Note that if the min_roles_in_agreement
threshold is less than or equal to
half the number of roles listed in the multi-role delegation, you can have
competing target metadata for the same target. A consistent resolution strategy
across implementations is important, so the strategy to be used is this:
- The most-prior (earliest) role in the list of roles, that specifies target metadata agreed to by enough roles to reach min_roles_in_agreement, wins. This means that it will often be necessary to check nearly all the roles in the multi-role delegation.

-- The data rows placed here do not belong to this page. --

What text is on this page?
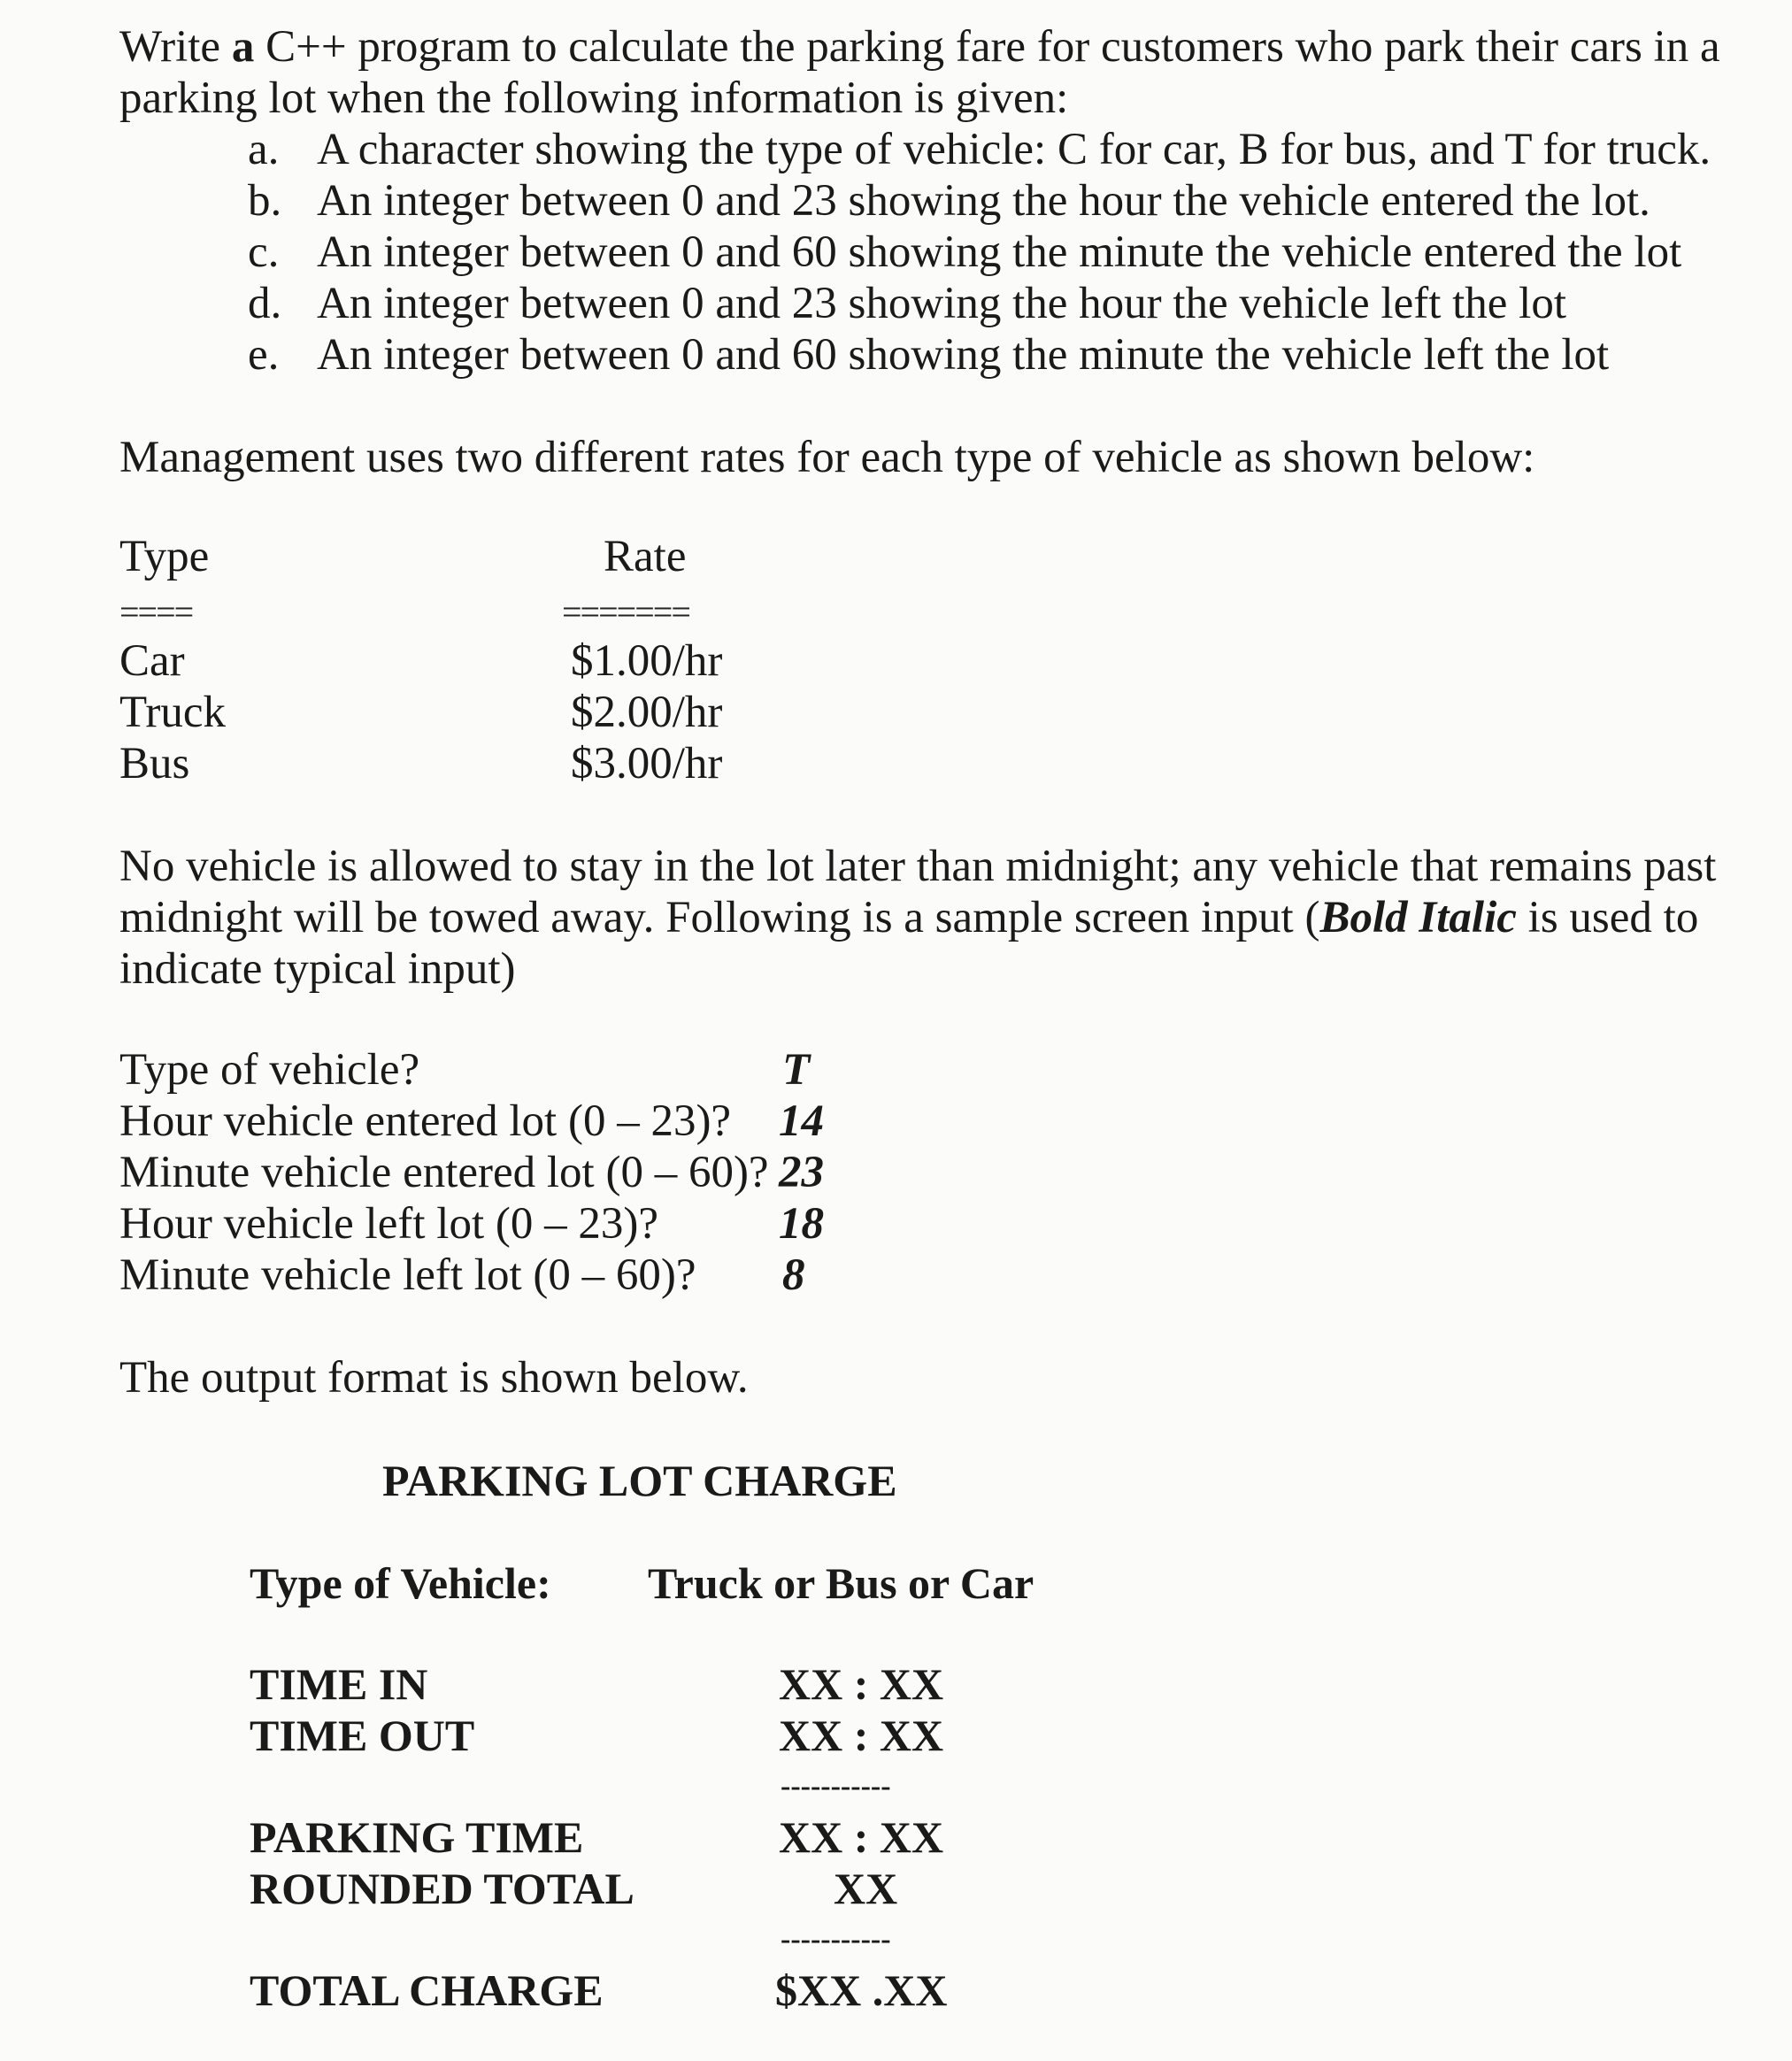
Write a C++ program to calculate the parking fare for customers who park their cars in a
parking lot when the following information is given:
a. A character showing the type of vehicle: C for car, B for bus, and T for truck.
b. An integer between 0 and 23 showing the hour the vehicle entered the lot.
c. An integer between 0 and 60 showing the minute the vehicle entered the lot
d. An integer between 0 and 23 showing the hour the vehicle left the lot
e. An integer between 0 and 60 showing the minute the vehicle left the lot
Management uses two different rates for each type of vehicle as shown below:
Type	Rate
====	=======
Car	$1.00/hr
Truck	$2.00/hr
Bus	$3.00/hr
No vehicle is allowed to stay in the lot later than midnight; any vehicle that remains past
midnight will be towed away. Following is a sample screen input (Bold Italic is used to
indicate typical input)
Type of vehicle?	T
Hour vehicle entered lot (0 – 23)? 14
Minute vehicle entered lot (0 – 60)? 23
Hour vehicle left lot (0 – 23)?	18
Minute vehicle left lot (0 – 60)? 8
The output format is shown below.
PARKING LOT CHARGE
Type of Vehicle: Truck or Bus or Car
TIME IN	XX : XX
TIME OUT	XX : XX
-----------
PARKING TIME	XX : XX
ROUNDED TOTAL	XX
-----------
TOTAL CHARGE	$XX .XX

For example, consider the following case:
Targets delegates to, in order, [A, B, C, and D] in a multi-role delegation with min_roles_in_agreement threshold of 2. Those roles list the following target info for target 1.tgz:
- A lists hash1 and length1
- B lists hash2 and length2
- C lists hash2 and length2
- D lists hash1 and length1.
The target info verified should be hash1 and length1, as they are listed by the most-prior role whose listed info meets the min_roles_in_agreement threshold.
Note that this makes it especially important to abort if any role is missing or cannot be verified, as it is important not to allow a targeted denial of service to cause different results (hash2 and length2 in this case, if a verifiable role A is withheld by a middleman).
We argue that this TAP does not change existing security guarantees, because it uses essentially the same preorder depth-first search algorithm to resolve delegations. The only difference between the previous and new search algorithm is that, in any multi-role delegation, a threshold of specified roles must provide the same hashes and length of that target. This does not interfere with how prioritized and terminating delegations are used to support the OR relation.
This TAP is incompatible with previous implementations of TUF because the targets metadata file format has been changed in a backwards-incompatible manner. However, note that it should take very little effort to adapt an existing implementation to resolve or encode delegations using the new file format.
[TODO: Point to a branch containing an implementation of TAP 3.]
This document has been placed in the public domain.